Current employees say the move was viewed within Wells Fargo as a demotion, coming just months after Ms. Wardell-Smith had been promoted to co-lead the bank’s division focusing on trading of rates, currencies and commodities. She didn’t respond to requests for comment.
The other co-leader, Ben Bonner, now leads that group on his own and is overseeing foreign-exchange trading, a bank spokeswoman confirms.
Mr. Bonner has been working with other executives to fix the problems in the currency business, according to several current employees.
Last month, the bank sent a memo to foreign-exchange employees that instructs them not to create informal or oral pricing agreements. The memo, reviewed by the Journal, also said employees are “responsible for ensuring customers are not misled regarding” pricing.
Current and former employees say some Wells Fargo employees expressed concerns about pricing practices to top executives before the bank’s internal cleanup efforts began earlier this year. Some employees say they were reluctant to press for sweeping changes, citing what they saw happen to one manager in the foreign-exchange operation about a decade ago.
During a meeting of foreign-exchange managers in the mid-2000s, Cathy Witt said it wasn’t right to celebrate high fees by ringing a bell, people familiar with the situation say.

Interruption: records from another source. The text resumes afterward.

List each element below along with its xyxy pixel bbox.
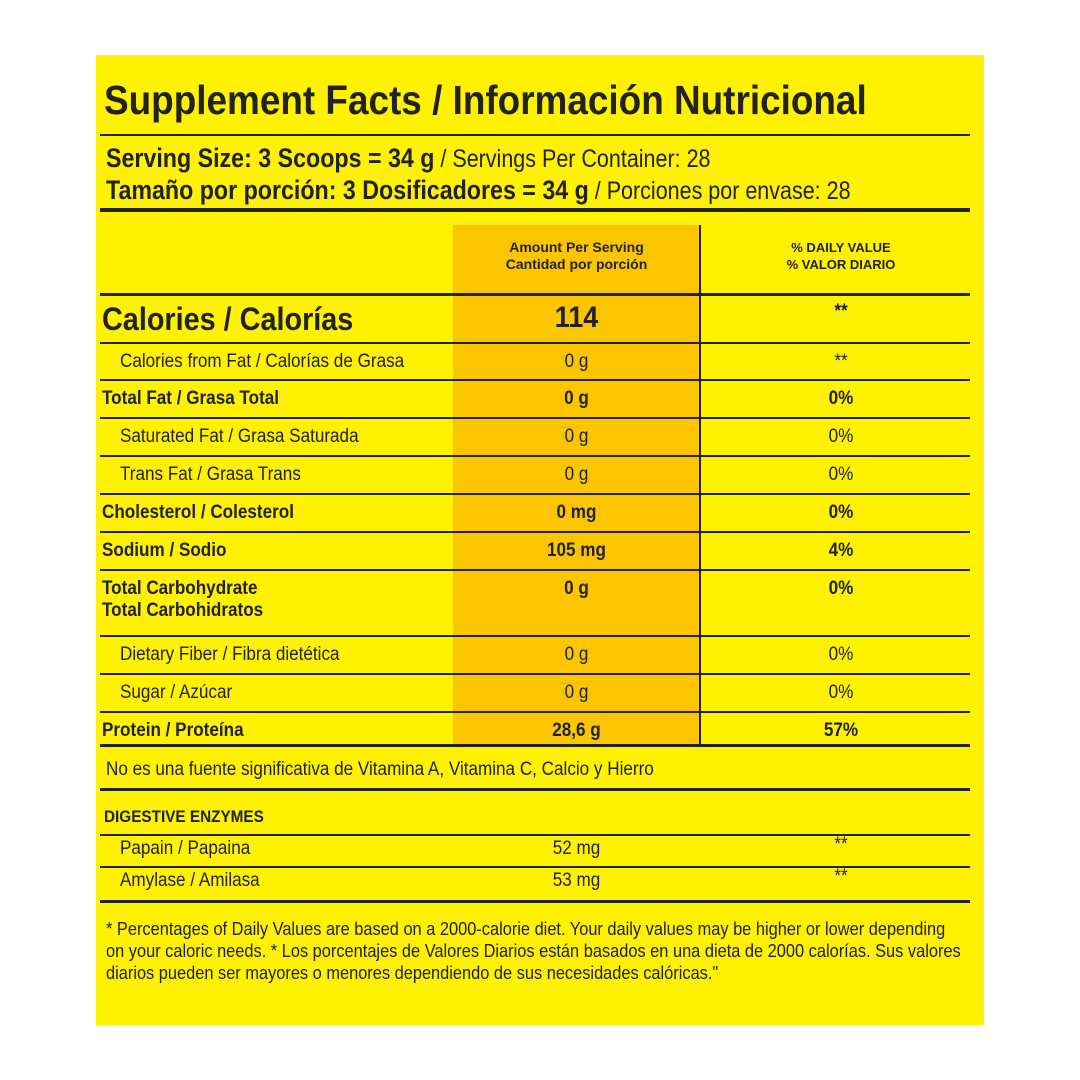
rule [100,493,970,495]
header-line: Amount Per Serving [509,239,644,255]
note: No es una fuente significativa de Vitami… [106,759,654,780]
rule [100,834,970,836]
enzyme-amount: 52 mg [552,838,601,859]
rule [100,635,970,637]
nutrient-label: Calories from Fat / Calorías de Grasa [120,351,405,372]
nutrient-label: Total Carbohydrate [102,578,258,599]
serving-normal: / Porciones por envase: 28 [594,177,851,205]
rule [100,744,970,747]
title: Supplement Facts / Información Nutricion… [104,77,867,123]
amount: 0 g [564,578,589,599]
rule [100,900,970,903]
daily-value: 0% [828,464,854,485]
serving-line: Serving Size: 3 Scoops = 34 g / Servings… [106,143,710,174]
amount: 0 g [564,388,589,409]
nutrient-label: Total Fat / Grasa Total [102,388,280,409]
rule [100,455,970,457]
enzyme-daily-value: ** [834,866,848,887]
daily-value: 0% [828,682,854,703]
amount: 0 g [564,682,589,703]
rule [100,208,970,212]
daily-value: 4% [828,540,854,561]
daily-value: 57% [823,720,859,741]
header-line: % VALOR DIARIO [786,257,896,272]
nutrient-label: Sodium / Sodio [102,540,227,561]
serving-line: Tamaño por porción: 3 Dosificadores = 34… [106,175,851,206]
amount: 0 mg [556,502,597,523]
rule [100,569,970,571]
enzymes-heading: DIGESTIVE ENZYMES [104,807,264,826]
column-divider [699,225,701,745]
nutrient-label: Dietary Fiber / Fibra dietética [120,644,340,665]
serving-bold: Tamaño por porción: 3 Dosificadores = 34… [106,175,589,205]
amount: 105 mg [547,540,606,561]
enzyme-name: Papain / Papaina [120,838,251,859]
enzyme-name: Amylase / Amilasa [120,870,260,891]
rule [100,673,970,675]
serving-normal: / Servings Per Container: 28 [440,145,711,173]
supplement-panel: Supplement Facts / Información Nutricion… [96,55,984,1025]
enzyme-daily-value: ** [834,834,848,855]
daily-value: 0% [828,578,854,599]
rule [100,134,970,136]
amount: 28,6 g [552,720,601,741]
rule [100,711,970,713]
amount: 0 g [564,464,589,485]
rule [100,866,970,868]
daily-value: ** [834,301,848,322]
rule [100,531,970,533]
footnote: * Percentages of Daily Values are based … [106,919,961,983]
amount-header: Amount Per Serving Cantidad por porción [453,239,700,273]
nutrient-label: Total Carbohidratos [102,600,264,621]
nutrient-label: Saturated Fat / Grasa Saturada [120,426,359,447]
daily-value: 0% [828,388,854,409]
rule [100,293,970,296]
daily-value: 0% [828,502,854,523]
rule [100,342,970,344]
serving-bold: Serving Size: 3 Scoops = 34 g [106,143,435,173]
amount: 0 g [564,644,589,665]
nutrient-label: Calories / Calorías [102,301,354,337]
nutrient-label: Sugar / Azúcar [120,682,233,703]
header-line: Cantidad por porción [505,256,648,272]
nutrient-label: Cholesterol / Colesterol [102,502,294,523]
daily-value: 0% [828,644,854,665]
amount: 0 g [564,351,589,372]
daily-value: 0% [828,426,854,447]
nutrient-label: Trans Fat / Grasa Trans [120,464,301,485]
rule [100,788,970,791]
daily-value: ** [834,351,848,372]
rule [100,417,970,419]
daily-value-header: % DAILY VALUE % VALOR DIARIO [701,239,981,273]
nutrient-label: Protein / Proteína [102,720,244,741]
enzyme-amount: 53 mg [552,870,601,891]
header-line: % DAILY VALUE [791,240,891,255]
rule [100,379,970,381]
amount: 0 g [564,426,589,447]
amount: 114 [554,301,599,334]
amount-column [453,225,700,745]
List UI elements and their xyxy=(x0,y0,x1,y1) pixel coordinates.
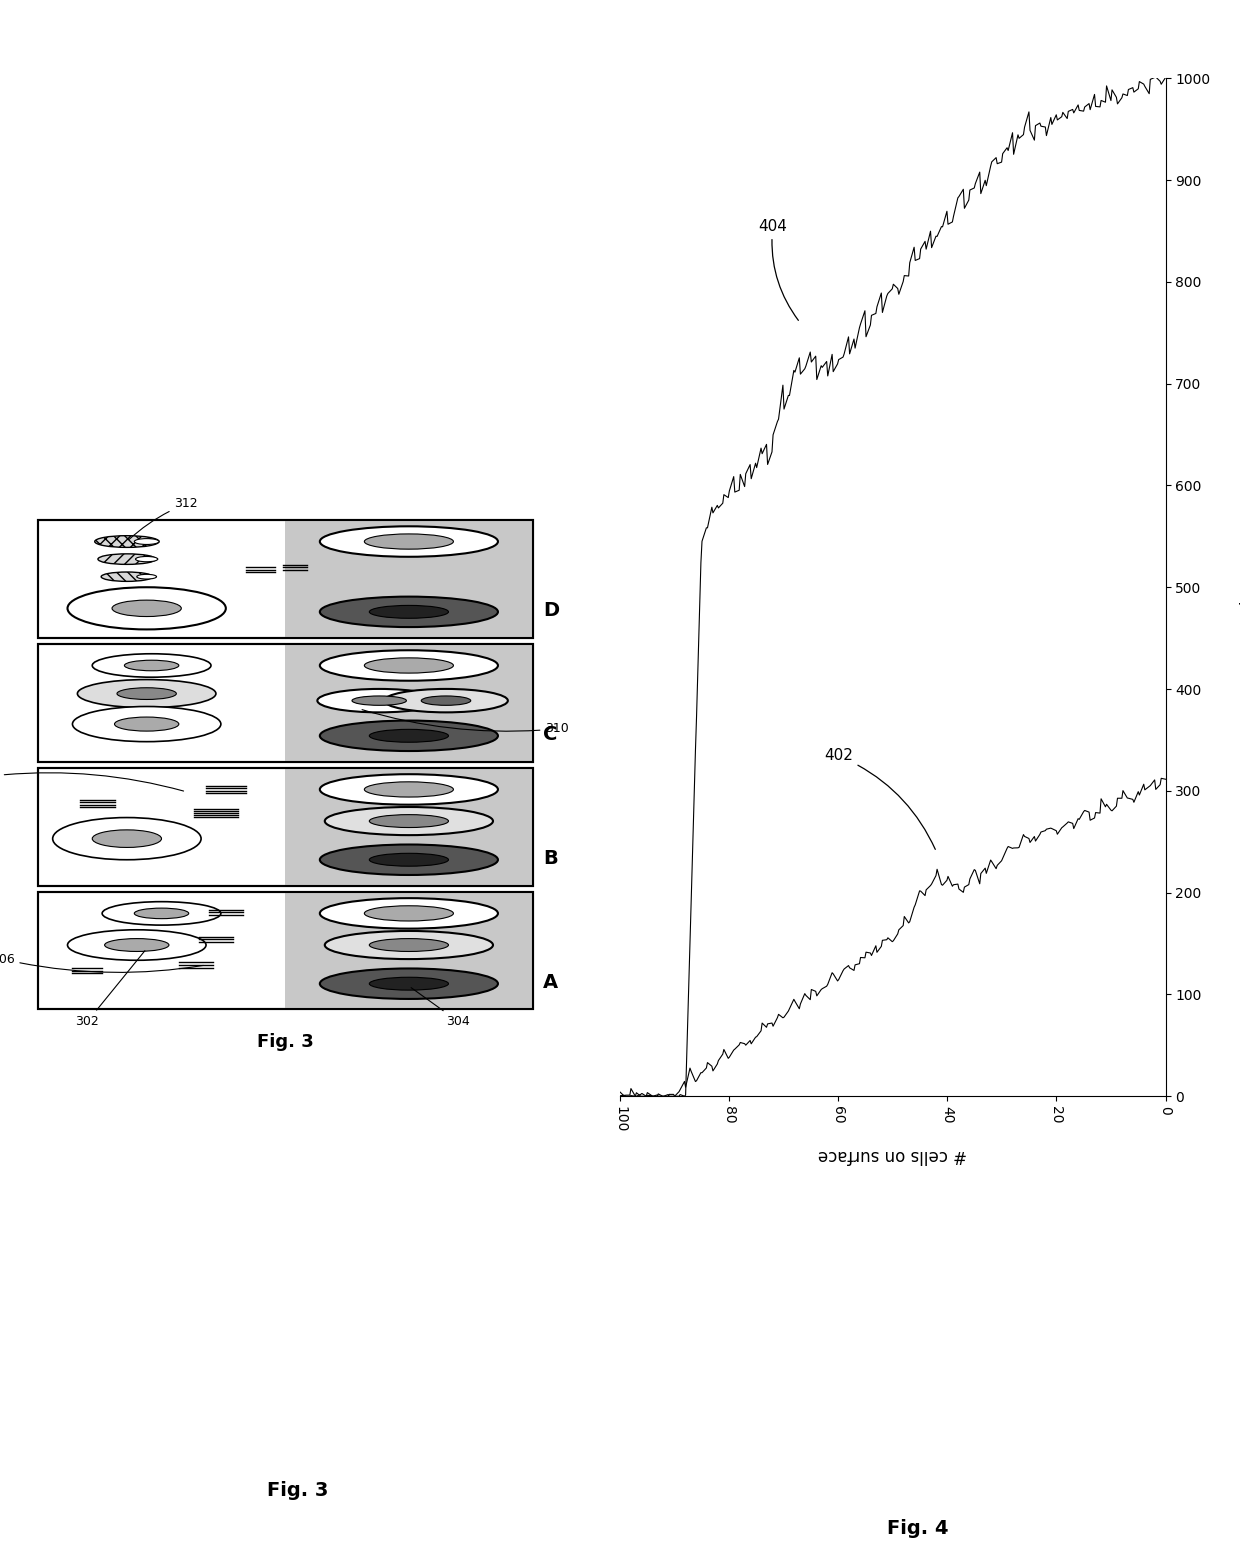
Ellipse shape xyxy=(94,536,159,548)
Ellipse shape xyxy=(365,905,454,921)
Text: 312: 312 xyxy=(129,498,198,540)
Y-axis label: Force (pN): Force (pN) xyxy=(1239,545,1240,630)
Ellipse shape xyxy=(102,572,153,581)
Ellipse shape xyxy=(370,814,449,827)
Bar xyxy=(38,893,533,1010)
Bar xyxy=(285,644,533,761)
Text: 308: 308 xyxy=(0,770,184,791)
Ellipse shape xyxy=(320,968,498,999)
Ellipse shape xyxy=(422,695,471,705)
Ellipse shape xyxy=(384,689,508,713)
Bar xyxy=(38,520,533,637)
Ellipse shape xyxy=(320,650,498,681)
Ellipse shape xyxy=(370,853,449,866)
Text: Fig. 3: Fig. 3 xyxy=(257,1034,314,1051)
Ellipse shape xyxy=(117,687,176,700)
Text: 304: 304 xyxy=(412,988,470,1029)
Bar xyxy=(285,520,533,637)
Bar xyxy=(285,893,533,1010)
Ellipse shape xyxy=(77,680,216,708)
Bar xyxy=(285,769,533,885)
Ellipse shape xyxy=(124,661,179,670)
Ellipse shape xyxy=(365,781,454,797)
Ellipse shape xyxy=(102,902,221,926)
X-axis label: # cells on surface: # cells on surface xyxy=(818,1146,967,1164)
Ellipse shape xyxy=(135,556,157,562)
Ellipse shape xyxy=(52,817,201,860)
Ellipse shape xyxy=(320,774,498,805)
Ellipse shape xyxy=(352,695,407,705)
Ellipse shape xyxy=(67,930,206,960)
Bar xyxy=(38,893,533,1010)
Text: D: D xyxy=(543,601,559,620)
Text: 302: 302 xyxy=(76,951,145,1029)
Ellipse shape xyxy=(320,597,498,626)
Ellipse shape xyxy=(114,717,179,731)
Ellipse shape xyxy=(365,534,454,550)
Ellipse shape xyxy=(98,554,156,564)
Ellipse shape xyxy=(320,526,498,557)
Text: 404: 404 xyxy=(759,219,799,321)
Text: B: B xyxy=(543,849,558,868)
Ellipse shape xyxy=(317,689,441,713)
Ellipse shape xyxy=(134,908,188,919)
Ellipse shape xyxy=(325,930,494,958)
Text: Fig. 3: Fig. 3 xyxy=(267,1481,329,1500)
Ellipse shape xyxy=(112,600,181,617)
Ellipse shape xyxy=(370,977,449,990)
Text: Fig. 4: Fig. 4 xyxy=(887,1519,949,1538)
Ellipse shape xyxy=(320,720,498,752)
Ellipse shape xyxy=(136,575,156,579)
Ellipse shape xyxy=(320,899,498,929)
Bar xyxy=(38,520,533,637)
Text: A: A xyxy=(543,972,558,991)
Ellipse shape xyxy=(72,706,221,742)
Ellipse shape xyxy=(370,938,449,952)
Ellipse shape xyxy=(67,587,226,630)
Ellipse shape xyxy=(325,806,494,835)
Ellipse shape xyxy=(370,730,449,742)
Text: C: C xyxy=(543,725,557,744)
Ellipse shape xyxy=(370,606,449,619)
Ellipse shape xyxy=(134,539,159,545)
Ellipse shape xyxy=(104,938,169,952)
Text: 402: 402 xyxy=(823,749,935,849)
Text: 306: 306 xyxy=(0,952,203,972)
Bar xyxy=(38,769,533,885)
Ellipse shape xyxy=(365,658,454,673)
Ellipse shape xyxy=(92,653,211,677)
Text: 310: 310 xyxy=(362,709,569,736)
Ellipse shape xyxy=(320,844,498,875)
Ellipse shape xyxy=(92,830,161,847)
Bar xyxy=(38,644,533,761)
Bar xyxy=(38,644,533,761)
Bar xyxy=(38,769,533,885)
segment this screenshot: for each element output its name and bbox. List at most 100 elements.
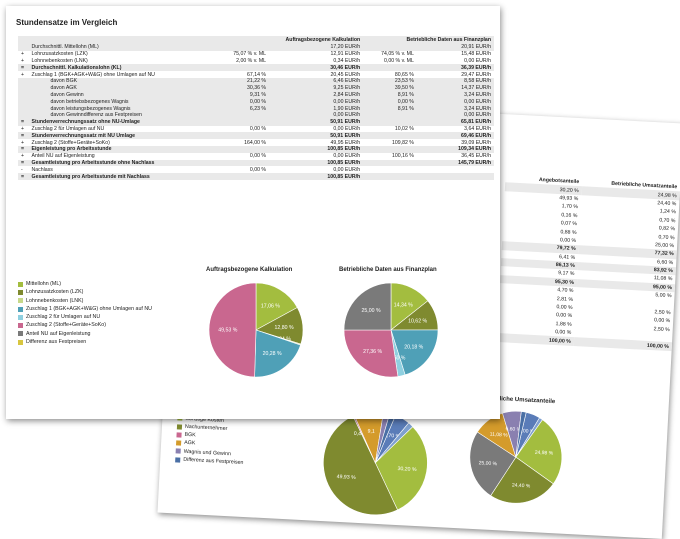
table-row: - Nachlass 0,00 % 0,00 EUR/h	[18, 166, 494, 173]
legend-swatch	[18, 289, 23, 295]
legend-swatch	[18, 323, 23, 329]
table-row: + Anteil NU auf Eigenleistung 0,00 % 0,00 E…	[18, 153, 494, 160]
row-value-kalkulation: 49,95 EUR/h	[330, 139, 361, 146]
legend-item: Mittellohn (ML)	[18, 280, 152, 288]
pie-slice-6	[343, 329, 399, 378]
table-row: + Zuschlag 2 für Umlagen auf NU 0,00 % 0,00…	[18, 126, 494, 133]
row-pct-finanzplan	[363, 173, 417, 180]
page-title: Stundensatze im Vergleich	[16, 18, 118, 27]
legend-swatch	[175, 457, 181, 463]
row-pct-finanzplan	[363, 145, 417, 153]
back-sheet: Angebotsanteile Betriebliche Umsatzantei…	[157, 97, 680, 539]
row-label: davon Gewinndifferenz aus Festpreisen	[28, 111, 204, 119]
row-value-kalkulation: 100,85 EUR/h	[269, 145, 364, 153]
row-pct-kalkulation: 9,31 %	[203, 91, 270, 99]
legend-label: Zuschlag 1 (BGK+AGK+W&G) ohne Umlagen au…	[26, 305, 153, 312]
row-sign	[18, 84, 29, 92]
row-label: Stundenverrechnungssatz ohne NU-Umlage	[28, 118, 204, 126]
row-pct-kalkulation: 0,00 %	[249, 125, 267, 132]
table-row: + Zuschlag 2 (Stoffe+Geräte+SoKo) 164,00 %…	[18, 139, 494, 146]
table-row: davon AGK 30,36 % 9,25 EUR/h 39,50 % 14,37 E…	[18, 84, 494, 92]
legend-label: Lohnnebenkosten (LNK)	[26, 297, 84, 304]
pie-value-label: 4,70 %	[384, 433, 401, 440]
row-value-kalkulation: 0,34 EUR/h	[333, 57, 361, 64]
table-row: = Gesamtleistung pro Arbeitsstunde ohne N…	[18, 159, 494, 167]
legend-swatch	[18, 281, 23, 287]
table-row: = Stundenverrechnungssatz ohne NU-Umlage 5…	[18, 118, 494, 126]
row-pct-kalkulation: 21,22 %	[203, 77, 270, 85]
row-sign: +	[21, 153, 25, 160]
row-value-finanzplan: 0,00 EUR/h	[416, 98, 494, 106]
row-pct-kalkulation	[203, 173, 270, 180]
row-value-kalkulation: 0,00 EUR/h	[333, 166, 361, 173]
row-pct-finanzplan	[363, 159, 417, 167]
row-label: Durchschnittl. Mittellohn (ML)	[28, 44, 204, 51]
pie-value-label: 14,34 %	[394, 302, 413, 308]
pie-value-label: 5,00 %	[519, 428, 535, 435]
pie-value-label: 25,00 %	[362, 308, 381, 314]
row-value-kalkulation: 30,46 EUR/h	[269, 64, 364, 72]
row-value-finanzplan: 3,24 EUR/h	[416, 105, 494, 112]
row-value-kalkulation: 6,46 EUR/h	[269, 77, 364, 85]
row-value-kalkulation: 0,00 EUR/h	[333, 153, 361, 160]
table-row: davon Gewinndifferenz aus Festpreisen 0,0…	[18, 111, 494, 119]
row-label: Nachlass	[31, 166, 53, 173]
row-sign: =	[18, 132, 29, 140]
legend-swatch	[175, 448, 181, 455]
row-value-finanzplan: 15,48 EUR/h	[461, 51, 491, 58]
legend-label: Mittellohn (ML)	[26, 281, 62, 287]
row-value-kalkulation: 1,90 EUR/h	[269, 105, 364, 112]
legend-item: Zuschlag 2 (Stoffe+Geräte+SoKo)	[18, 321, 152, 329]
row-sign	[18, 91, 29, 99]
front-legend: Mittellohn (ML) Lohnzusatzkosten (LZK) Loh…	[18, 280, 152, 346]
row-sign: +	[21, 57, 25, 64]
legend-item: Lohnnebenkosten (LNK)	[18, 297, 152, 305]
table-row: = Stundenverrechnungssatz mit NU Umlage 50…	[18, 132, 494, 140]
legend-label: Lohnzusatzkosten (LZK)	[26, 289, 84, 296]
pie-value-label: 24,40 %	[512, 482, 531, 489]
pie-value-label: 0,44 %	[354, 431, 371, 438]
table-row: = Durchschnittl. Kalkulationslohn (KL) 30,…	[18, 64, 494, 72]
legend-item: Zuschlag 2 für Umlagen auf NU	[18, 313, 152, 321]
chart-title-finanzplan: Betriebliche Daten aus Finanzplan	[339, 267, 437, 273]
row-pct-finanzplan	[363, 166, 417, 173]
finanzplan-pie-chart: 14,34 % 10,62 % 20,18 % 2,50 % 27,36 % 25,00 …	[343, 282, 439, 378]
row-sign: -	[21, 166, 23, 173]
row-pct-finanzplan: 74,05 % v. ML	[381, 51, 414, 58]
row-sign: +	[21, 125, 25, 132]
pie-value-label: 11,08 %	[490, 432, 509, 439]
legend-label: Anteil NU auf Eigenleistung	[26, 330, 91, 337]
row-label: davon AGK	[28, 84, 204, 92]
legend-item: Anteil NU auf Eigenleistung	[18, 330, 152, 338]
row-label: davon leistungsbezogenes Wagnis	[28, 105, 204, 112]
row-pct-finanzplan: 0,00 %	[363, 98, 417, 106]
legend-label: Zuschlag 2 (Stoffe+Geräte+SoKo)	[26, 322, 106, 329]
row-sign	[18, 105, 29, 112]
pie-value-label: 20,28 %	[263, 351, 282, 357]
pie-value-label: 27,36 %	[363, 349, 382, 355]
legend-swatch	[175, 440, 182, 446]
row-pct-kalkulation	[203, 111, 270, 119]
row-pct-finanzplan: 10,02 %	[394, 125, 414, 132]
row-pct-finanzplan: 100,16 %	[391, 153, 414, 160]
legend-swatch	[18, 314, 23, 320]
pie-slice-4	[490, 456, 554, 504]
row-pct-kalkulation	[203, 44, 270, 51]
row-pct-finanzplan: 0,00 % v. ML	[384, 57, 414, 64]
pie-slice-7	[343, 282, 392, 331]
row-label: Gesamtleistung pro Arbeitsstunde mit Nac…	[28, 173, 204, 180]
pie-slice-3	[515, 419, 563, 485]
legend-swatch	[18, 298, 23, 304]
legend-label: Zuschlag 2 für Umlagen auf NU	[26, 314, 101, 321]
row-pct-finanzplan: 39,50 %	[363, 84, 417, 92]
legend-label: Differenz aus Festpreisen	[26, 339, 87, 346]
pie-value-label: 6,60 %	[505, 426, 521, 433]
row-value-kalkulation: 50,91 EUR/h	[269, 118, 364, 126]
row-value-finanzplan: 8,58 EUR/h	[416, 77, 494, 85]
row-value-finanzplan: 29,47 EUR/h	[461, 71, 491, 78]
row-value-finanzplan	[417, 166, 494, 173]
row-value-kalkulation: 100,85 EUR/h	[269, 159, 364, 167]
table-row: = Gesamtleistung pro Arbeitsstunde mit Na…	[18, 173, 494, 180]
row-value-finanzplan: 109,34 EUR/h	[416, 145, 494, 153]
row-value-kalkulation: 12,91 EUR/h	[330, 51, 361, 58]
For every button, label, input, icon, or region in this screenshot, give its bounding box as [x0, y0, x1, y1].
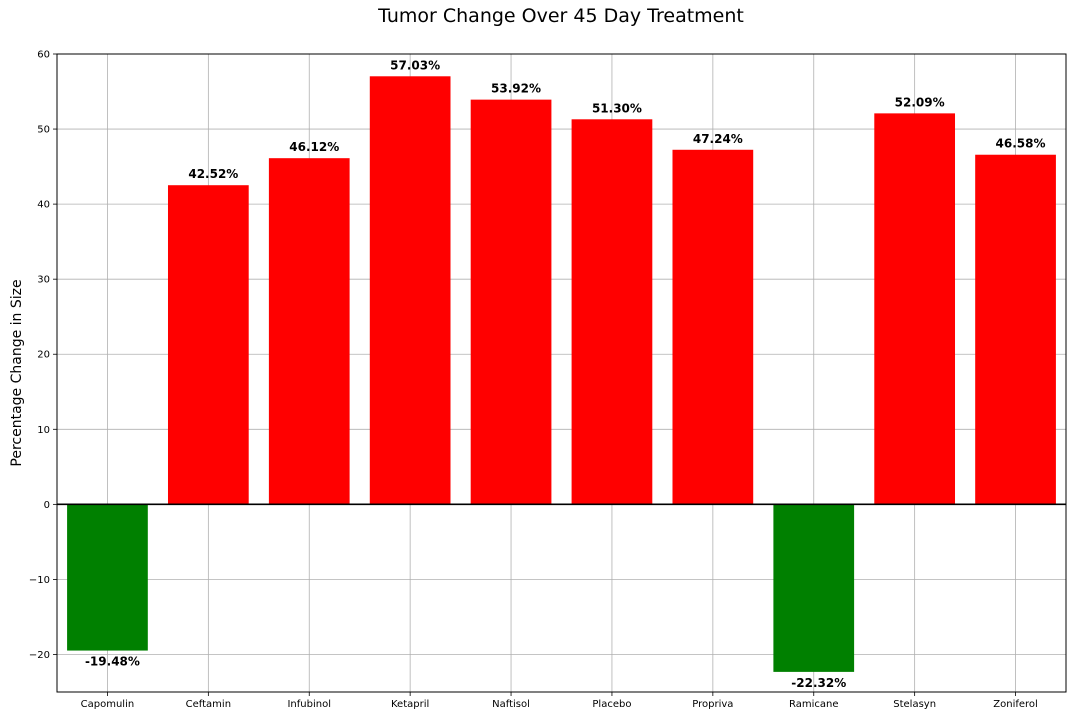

Ms. Witt, an employee in the bank’s Chicago foreign-exchange group, warned that Wells Fargo could become known as a “bucket shop,” a derisive term for a disreputable finance firm, some of the people say.
A few weeks later, Ms. Witt was summoned to a meeting in St. Louis, told that her comments had been offensive and demoted on the spot, according to people familiar with the matter. She also was told to apologize to other managers for her unprofessional behavior, the people say. She later left the bank.